He broke camp with low Class A Salem in April for his first full professional season and by late June was averaging nearly a walk a game while also hitting 14 home runs. He earned a promotion to high-A Greenville and homered 10 more times over six weeks while continuing to display impressive plate discipline.
“He has a unique package of power and approach,” said Brian Abraham, Boston’s director of player development. “He does a really good job of not missing pitches in the zone that he can handle. He also does a good job of not expanding the strike zone.”
Including his short stint with the Sea Dogs, Kavadas has amassed an OPS (on-base plus slugging percentage) of 1,043 this season. That’s the highest of any hitter in the Red Sox system. He has 92 walks to go along with 25 home runs. More than half of his 98 hits from him have gone for extra bases.
Sea Dogs hitting coach Doug Clark knew little about Kavadas in spring training, but heard plenty through the early months of the season from colleagues in Class A.
“We communicate up and down the levels,” Clark said, “so you hear the tremors of how he’s doing down there. You’re always looking forward to somebody who’s had success at the lower levels to get their chance to prove themselves at the next level.”
Clark calls Kavadas a cerebral player, someone who works hard, pays attention to detail and uses the whole field.
“We know that he can hit the ball hard,” Clark said. “We know that he has a good idea of what he wants to do at the plate. … We’re always looking for someone who can impact the game in a big way and the home run is definitely a game-changer.”
Growing up in Indiana not far from the Notre Dame campus in South Bend, Kavadas had two big sports dreams. One was to play professional baseball and the other was to play for Notre Dame, where he saw such future pros as Aaron Heilman and Jeff Samardzija pitch.
As a high school freshman, Kavadas took a spring break trip to watch his dad’s alma mater, Indiana University, a team featuring future big league hitters Kyle Schwarber and Sam Travis, both of whom spent time with the Red Sox.

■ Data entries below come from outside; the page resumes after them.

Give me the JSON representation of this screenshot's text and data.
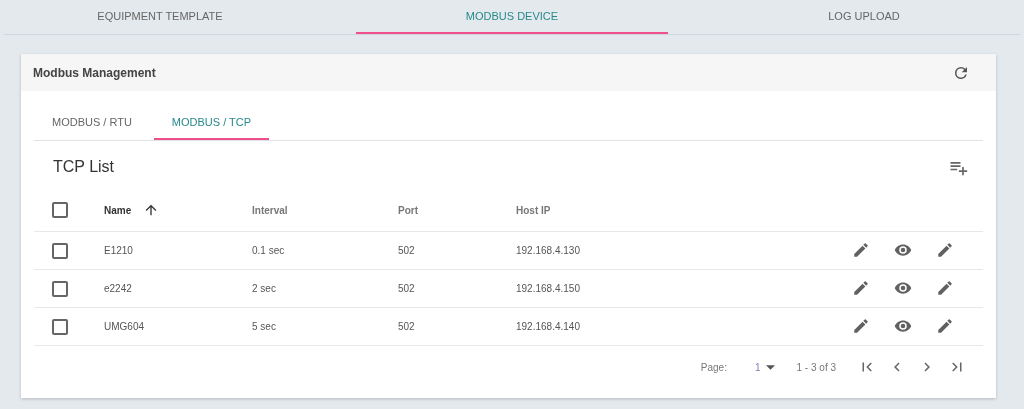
{
  "top_tabs": [
    {
      "label": "EQUIPMENT TEMPLATE",
      "selected": false
    },
    {
      "label": "MODBUS DEVICE",
      "selected": true
    },
    {
      "label": "LOG UPLOAD",
      "selected": false
    }
  ],
  "card": {
    "title": "Modbus Management",
    "sub_tabs": [
      {
        "label": "MODBUS / RTU",
        "selected": false
      },
      {
        "label": "MODBUS / TCP",
        "selected": true
      }
    ],
    "list_title": "TCP List",
    "table": {
      "select_all": {
        "checked": false
      },
      "columns": [
        {
          "label": "Name",
          "sorted": true
        },
        {
          "label": "Interval",
          "sorted": false
        },
        {
          "label": "Port",
          "sorted": false
        },
        {
          "label": "Host IP",
          "sorted": false
        }
      ],
      "rows": [
        {
          "checked": false,
          "cells": [
            "E1210",
            "0.1 sec",
            "502",
            "192.168.4.130"
          ]
        },
        {
          "checked": false,
          "cells": [
            "e2242",
            "2 sec",
            "502",
            "192.168.4.150"
          ]
        },
        {
          "checked": false,
          "cells": [
            "UMG604",
            "5 sec",
            "502",
            "192.168.4.140"
          ]
        }
      ]
    },
    "pagination": {
      "page_label": "Page:",
      "page": "1",
      "range": "1 - 3 of 3"
    }
  }
}
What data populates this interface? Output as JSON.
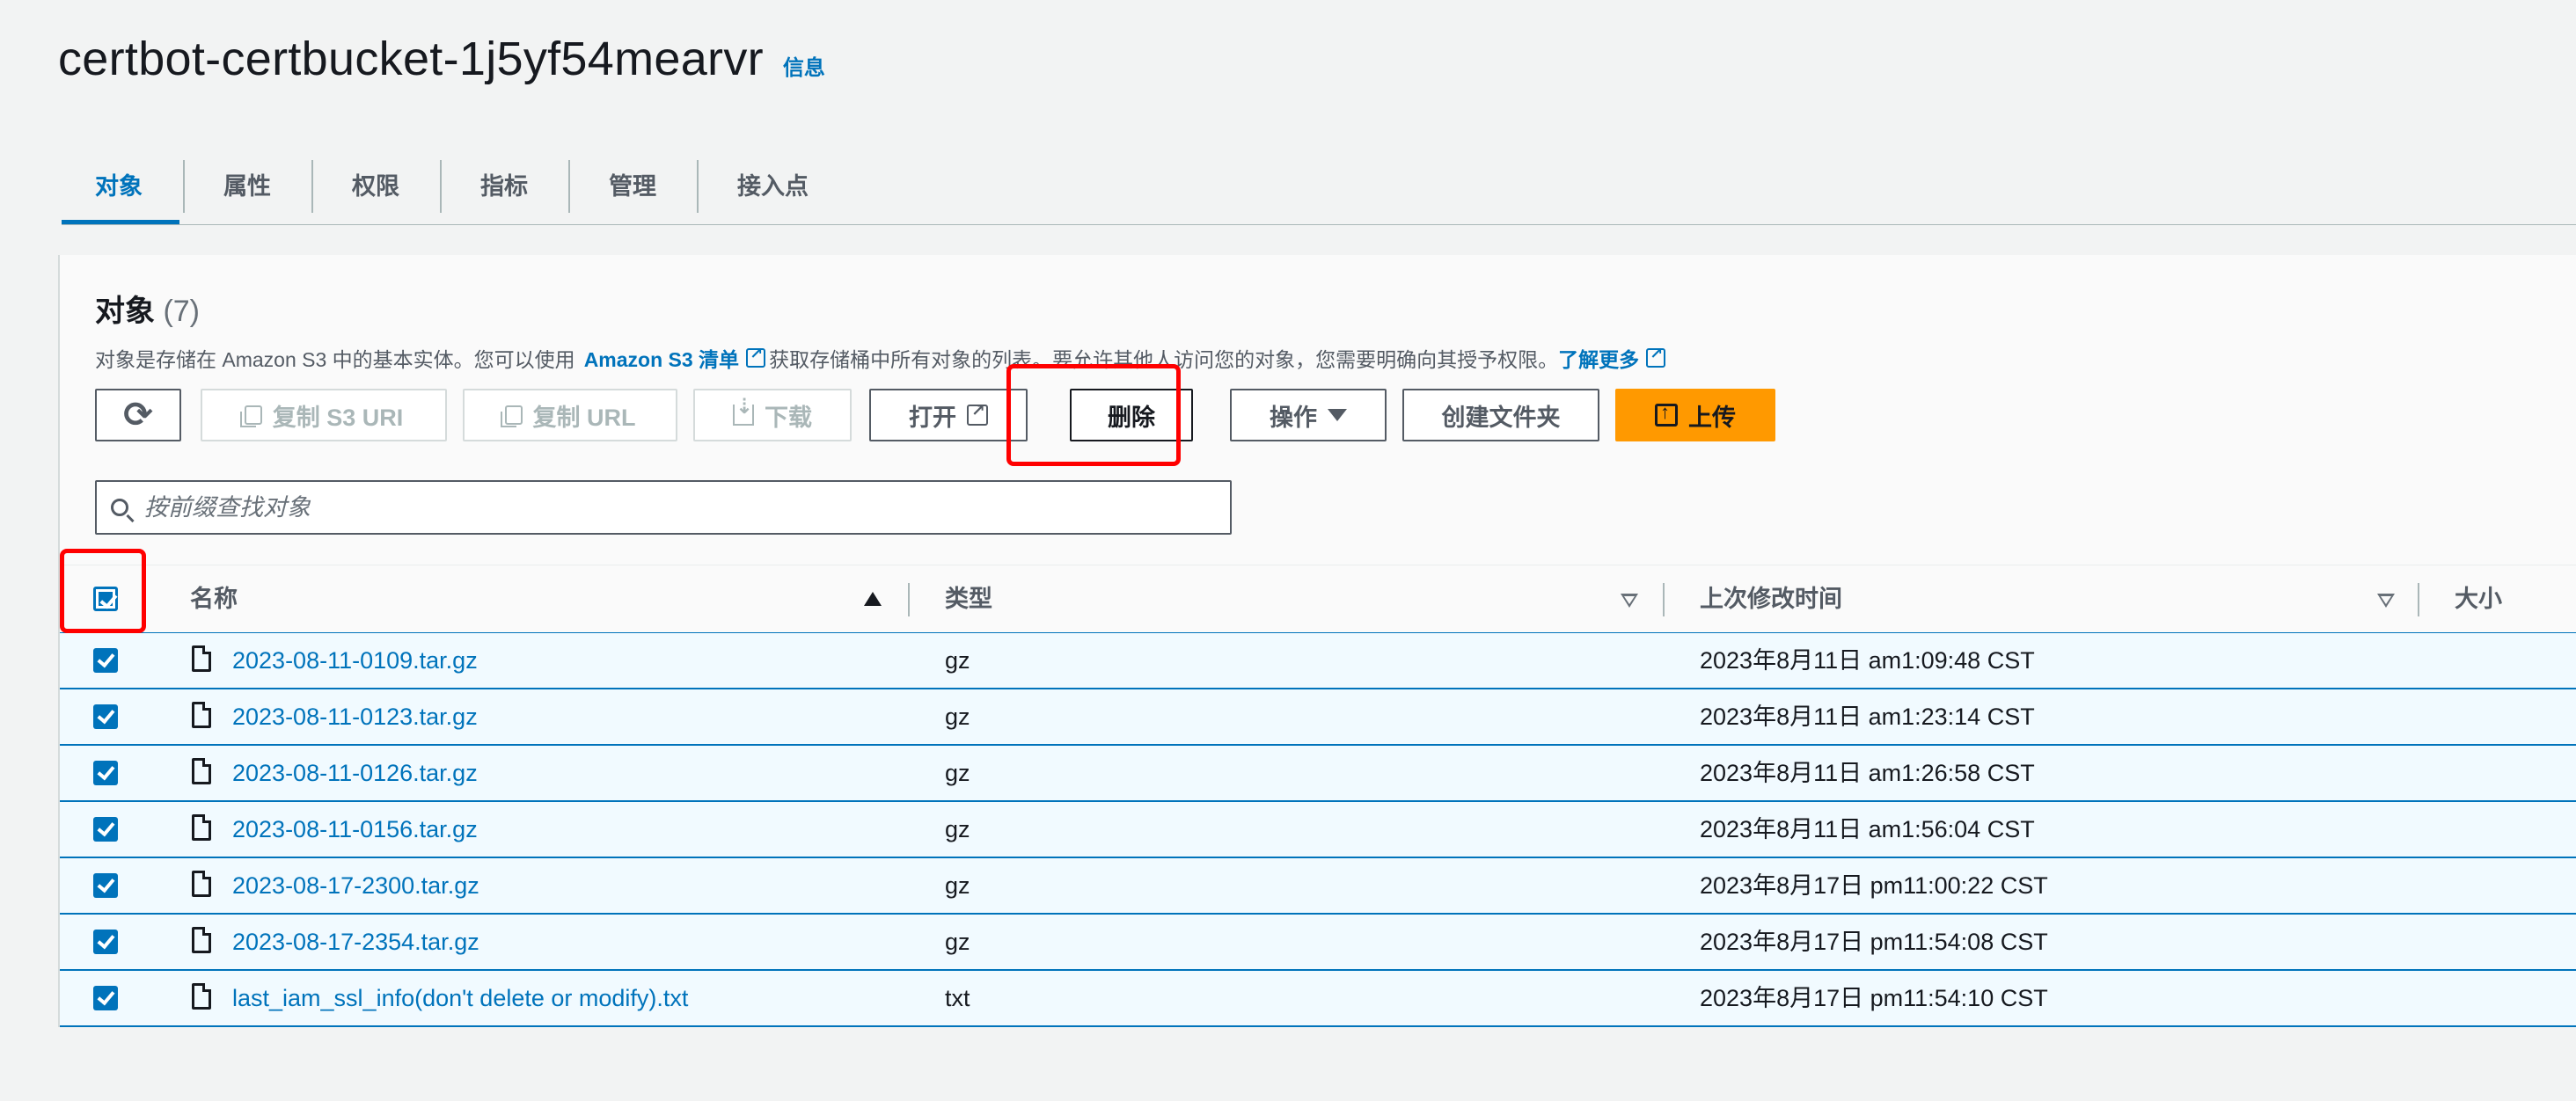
{
  "header": {
    "title": "certbot-certbucket-1j5yf54mearvr",
    "info": "信息"
  },
  "tabs": [
    "对象",
    "属性",
    "权限",
    "指标",
    "管理",
    "接入点"
  ],
  "panel": {
    "title": "对象",
    "count": "(7)",
    "description": {
      "part1": "对象是存储在 Amazon S3 中的基本实体。您可以使用",
      "link1": "Amazon S3 清单",
      "part2": "获取存储桶中所有对象的列表。要允许其他人访问您的对象，您需要明确向其授予权限。",
      "link2": "了解更多"
    }
  },
  "toolbar": {
    "copy_s3_uri": "复制 S3 URI",
    "copy_url": "复制 URL",
    "download": "下载",
    "open": "打开",
    "delete": "删除",
    "actions": "操作",
    "create_folder": "创建文件夹",
    "upload": "上传"
  },
  "search": {
    "placeholder": "按前缀查找对象"
  },
  "table": {
    "columns": {
      "name": "名称",
      "type": "类型",
      "modified": "上次修改时间",
      "size": "大小"
    },
    "rows": [
      {
        "name": "2023-08-11-0109.tar.gz",
        "type": "gz",
        "modified": "2023年8月11日 am1:09:48 CST"
      },
      {
        "name": "2023-08-11-0123.tar.gz",
        "type": "gz",
        "modified": "2023年8月11日 am1:23:14 CST"
      },
      {
        "name": "2023-08-11-0126.tar.gz",
        "type": "gz",
        "modified": "2023年8月11日 am1:26:58 CST"
      },
      {
        "name": "2023-08-11-0156.tar.gz",
        "type": "gz",
        "modified": "2023年8月11日 am1:56:04 CST"
      },
      {
        "name": "2023-08-17-2300.tar.gz",
        "type": "gz",
        "modified": "2023年8月17日 pm11:00:22 CST"
      },
      {
        "name": "2023-08-17-2354.tar.gz",
        "type": "gz",
        "modified": "2023年8月17日 pm11:54:08 CST"
      },
      {
        "name": "last_iam_ssl_info(don't delete or modify).txt",
        "type": "txt",
        "modified": "2023年8月17日 pm11:54:10 CST"
      }
    ]
  },
  "colors": {
    "accent": "#0073bb",
    "primary_button": "#ff9900",
    "highlight": "#ff0000"
  }
}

At 235 pounds, Kavadas has a build similar to that of the stocky Schwarber.
“Being 6-foot-1 and not 6-foot-4, my levers are a little shorter,” Kavadas said before a recent Sea Dogs game. “There’s not quite as much leverage, but I think there’s more barrel control. So I can swing with a little more aggression. It doesn’t have to be as perfect because the levers aren’t as long.”
In college, Kavadas played two seasons at third base before moving across the diamond to first. In high school, he played shortstop and center field before putting on “good weight” from a dedicated lifting program.
So the infield is still relatively new, and he continues to learn.
“He’s certainly a bigger guy but he moves around well,” said Abraham, the farm director. “There are some small things we’ve been able to clean up, that first step, being in good position. I see continued improvements in that area.”
As for moving up to Triple-A or the big leagues, Kavadas has learned to keep his focus between the white lines.
“Those are things that are completely uncontrollable, where you start and where you finish,” he said. ” You’re not going to promote yourself by worrying about where you are. You’re going to promote yourself by performing under the lights.”
The Sea Dogs open a six-game series at New Hampshire Tuesday before returning to Hadlock Field next week for the final scheduled homestand of the season, against Binghamton. They hold a half-game lead over first-half champ Somerset in the second-half playoff chase.
Should Somerset prevail in the second-half standings, the other divisional playoff berth would go to the team with the next-best overall record, likely Hartford.